Polis and Lieberman stressed the benefits that Colorado’s research universities, federal laboratories and the density of tech and aerospace companies offer businesses looking to relocate or expand. Denver International Airport is an important asset, Polis said.
“It’s one of the top North American airports with easy access to both coasts the same day, to Europe,” Polis said. “It’s a good selling point for companies to do international business or business across the United States.”
Colorado is a federally designated technology and innovation hub for the quantum computing industry.

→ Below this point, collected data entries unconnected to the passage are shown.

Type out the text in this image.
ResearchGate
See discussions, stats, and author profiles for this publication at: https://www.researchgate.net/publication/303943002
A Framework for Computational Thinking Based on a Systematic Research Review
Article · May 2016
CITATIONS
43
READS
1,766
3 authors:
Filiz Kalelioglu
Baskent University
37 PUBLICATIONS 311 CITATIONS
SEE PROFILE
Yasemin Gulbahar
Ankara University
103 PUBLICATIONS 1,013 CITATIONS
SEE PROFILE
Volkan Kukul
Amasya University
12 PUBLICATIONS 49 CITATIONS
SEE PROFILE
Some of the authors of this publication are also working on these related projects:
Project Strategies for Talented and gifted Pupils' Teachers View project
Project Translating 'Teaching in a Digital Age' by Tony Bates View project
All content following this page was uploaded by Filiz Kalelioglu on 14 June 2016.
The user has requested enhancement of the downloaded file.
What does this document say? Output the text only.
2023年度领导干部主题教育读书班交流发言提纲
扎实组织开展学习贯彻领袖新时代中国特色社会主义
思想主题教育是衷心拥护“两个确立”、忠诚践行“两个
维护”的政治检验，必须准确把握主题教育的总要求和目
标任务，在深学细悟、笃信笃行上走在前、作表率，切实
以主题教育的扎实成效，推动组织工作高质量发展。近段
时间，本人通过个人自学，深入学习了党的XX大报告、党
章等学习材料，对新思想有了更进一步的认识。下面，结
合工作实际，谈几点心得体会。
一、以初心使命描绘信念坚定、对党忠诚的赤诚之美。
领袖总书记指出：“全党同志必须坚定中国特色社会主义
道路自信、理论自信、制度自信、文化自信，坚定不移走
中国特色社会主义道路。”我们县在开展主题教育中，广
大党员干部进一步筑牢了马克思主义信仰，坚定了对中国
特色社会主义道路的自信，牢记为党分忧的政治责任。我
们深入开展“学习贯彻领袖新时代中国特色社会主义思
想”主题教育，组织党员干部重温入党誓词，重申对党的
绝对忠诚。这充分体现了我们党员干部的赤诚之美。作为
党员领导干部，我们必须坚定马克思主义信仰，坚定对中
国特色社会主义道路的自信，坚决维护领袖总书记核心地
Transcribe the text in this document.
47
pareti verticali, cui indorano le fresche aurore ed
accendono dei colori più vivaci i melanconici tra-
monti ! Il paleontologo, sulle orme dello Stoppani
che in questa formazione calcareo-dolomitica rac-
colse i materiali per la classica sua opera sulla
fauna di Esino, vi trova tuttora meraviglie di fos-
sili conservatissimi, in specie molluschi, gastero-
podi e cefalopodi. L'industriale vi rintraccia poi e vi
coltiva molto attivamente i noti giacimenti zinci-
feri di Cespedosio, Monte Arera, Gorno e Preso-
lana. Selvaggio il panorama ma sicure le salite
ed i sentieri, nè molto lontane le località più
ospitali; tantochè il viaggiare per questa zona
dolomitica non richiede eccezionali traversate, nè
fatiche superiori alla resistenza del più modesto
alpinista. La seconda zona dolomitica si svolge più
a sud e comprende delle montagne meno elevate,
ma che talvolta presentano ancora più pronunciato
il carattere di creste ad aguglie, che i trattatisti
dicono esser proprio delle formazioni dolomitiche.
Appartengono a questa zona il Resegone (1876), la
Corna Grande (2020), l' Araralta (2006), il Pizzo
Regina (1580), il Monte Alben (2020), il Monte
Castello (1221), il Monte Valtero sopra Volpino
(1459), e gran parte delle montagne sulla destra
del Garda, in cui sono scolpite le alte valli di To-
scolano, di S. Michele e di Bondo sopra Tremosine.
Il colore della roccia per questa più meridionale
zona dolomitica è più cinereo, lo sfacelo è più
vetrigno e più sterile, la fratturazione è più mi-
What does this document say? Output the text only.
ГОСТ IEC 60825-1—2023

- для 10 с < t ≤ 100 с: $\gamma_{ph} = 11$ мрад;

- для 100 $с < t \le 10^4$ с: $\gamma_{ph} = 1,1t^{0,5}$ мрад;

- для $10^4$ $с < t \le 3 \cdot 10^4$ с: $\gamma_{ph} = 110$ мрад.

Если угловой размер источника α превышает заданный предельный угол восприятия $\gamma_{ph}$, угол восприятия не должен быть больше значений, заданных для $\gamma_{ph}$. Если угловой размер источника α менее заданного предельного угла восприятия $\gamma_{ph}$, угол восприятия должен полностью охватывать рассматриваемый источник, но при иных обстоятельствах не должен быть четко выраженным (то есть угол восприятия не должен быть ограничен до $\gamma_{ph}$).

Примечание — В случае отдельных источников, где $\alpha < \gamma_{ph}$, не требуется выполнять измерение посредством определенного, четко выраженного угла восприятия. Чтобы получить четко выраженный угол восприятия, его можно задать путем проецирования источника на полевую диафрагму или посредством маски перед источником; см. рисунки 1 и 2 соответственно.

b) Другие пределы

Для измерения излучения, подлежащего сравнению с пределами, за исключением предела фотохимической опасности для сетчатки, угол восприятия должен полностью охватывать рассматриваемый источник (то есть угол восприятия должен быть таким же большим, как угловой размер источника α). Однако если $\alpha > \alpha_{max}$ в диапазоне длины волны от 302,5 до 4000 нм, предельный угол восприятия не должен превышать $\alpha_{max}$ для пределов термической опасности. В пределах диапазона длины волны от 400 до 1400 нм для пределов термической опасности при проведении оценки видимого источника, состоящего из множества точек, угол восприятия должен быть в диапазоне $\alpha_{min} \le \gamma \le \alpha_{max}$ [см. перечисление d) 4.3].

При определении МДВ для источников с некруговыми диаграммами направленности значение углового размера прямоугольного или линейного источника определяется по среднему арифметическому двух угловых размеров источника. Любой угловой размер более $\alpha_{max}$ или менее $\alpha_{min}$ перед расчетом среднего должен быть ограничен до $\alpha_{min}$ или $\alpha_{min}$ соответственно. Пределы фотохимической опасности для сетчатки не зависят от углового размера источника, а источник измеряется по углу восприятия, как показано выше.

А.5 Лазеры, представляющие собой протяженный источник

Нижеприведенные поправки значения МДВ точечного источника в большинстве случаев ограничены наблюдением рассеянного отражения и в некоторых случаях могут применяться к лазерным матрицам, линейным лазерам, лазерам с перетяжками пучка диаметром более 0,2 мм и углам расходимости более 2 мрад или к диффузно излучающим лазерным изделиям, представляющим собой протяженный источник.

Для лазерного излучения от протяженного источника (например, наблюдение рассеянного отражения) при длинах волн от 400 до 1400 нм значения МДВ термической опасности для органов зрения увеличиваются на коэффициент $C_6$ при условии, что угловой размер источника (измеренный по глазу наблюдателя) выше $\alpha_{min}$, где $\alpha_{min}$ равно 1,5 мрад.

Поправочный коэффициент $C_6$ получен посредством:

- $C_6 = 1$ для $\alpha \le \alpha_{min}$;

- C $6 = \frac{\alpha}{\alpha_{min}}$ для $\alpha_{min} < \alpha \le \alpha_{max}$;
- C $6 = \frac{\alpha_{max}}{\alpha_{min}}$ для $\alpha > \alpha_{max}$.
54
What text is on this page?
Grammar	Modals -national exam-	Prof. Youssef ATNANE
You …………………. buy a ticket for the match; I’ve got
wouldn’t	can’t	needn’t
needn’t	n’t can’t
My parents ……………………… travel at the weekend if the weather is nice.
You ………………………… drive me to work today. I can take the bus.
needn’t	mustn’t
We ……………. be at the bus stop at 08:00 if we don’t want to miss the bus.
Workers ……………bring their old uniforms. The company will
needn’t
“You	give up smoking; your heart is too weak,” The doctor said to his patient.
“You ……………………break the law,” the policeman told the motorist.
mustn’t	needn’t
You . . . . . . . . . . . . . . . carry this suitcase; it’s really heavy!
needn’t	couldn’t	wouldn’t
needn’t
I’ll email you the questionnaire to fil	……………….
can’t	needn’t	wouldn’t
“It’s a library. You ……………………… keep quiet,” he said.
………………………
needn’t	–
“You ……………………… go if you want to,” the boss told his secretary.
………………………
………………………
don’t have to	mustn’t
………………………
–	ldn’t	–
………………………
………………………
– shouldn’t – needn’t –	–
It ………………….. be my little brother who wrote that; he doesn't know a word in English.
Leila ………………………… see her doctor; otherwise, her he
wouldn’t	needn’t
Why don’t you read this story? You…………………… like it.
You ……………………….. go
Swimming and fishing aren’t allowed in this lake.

The Colorado Chamber of Commerce Foundation has blamed regulations in the state, the cost of doing business and other problems for what it says are lost opportunities and declining competitiveness. A tracker the foundation released in 2025 said 98 companies represented “lost opportunities” since 2019, including relocations, expansions outside of Colorado and lost site selection opportunities.
According to OEDIT, just two of the state’s expansion programs led 143 businesses to choose to expand in or relocate to Colorado over other locations from 2019 through 2025. The agency said the businesses are poised to create 42,145 new jobs and generate $4.8 billion in wages.
Lieberman said in 2025, $7.46 billion in venture capital flowed into the state, the second-highest amount seen in Colorado.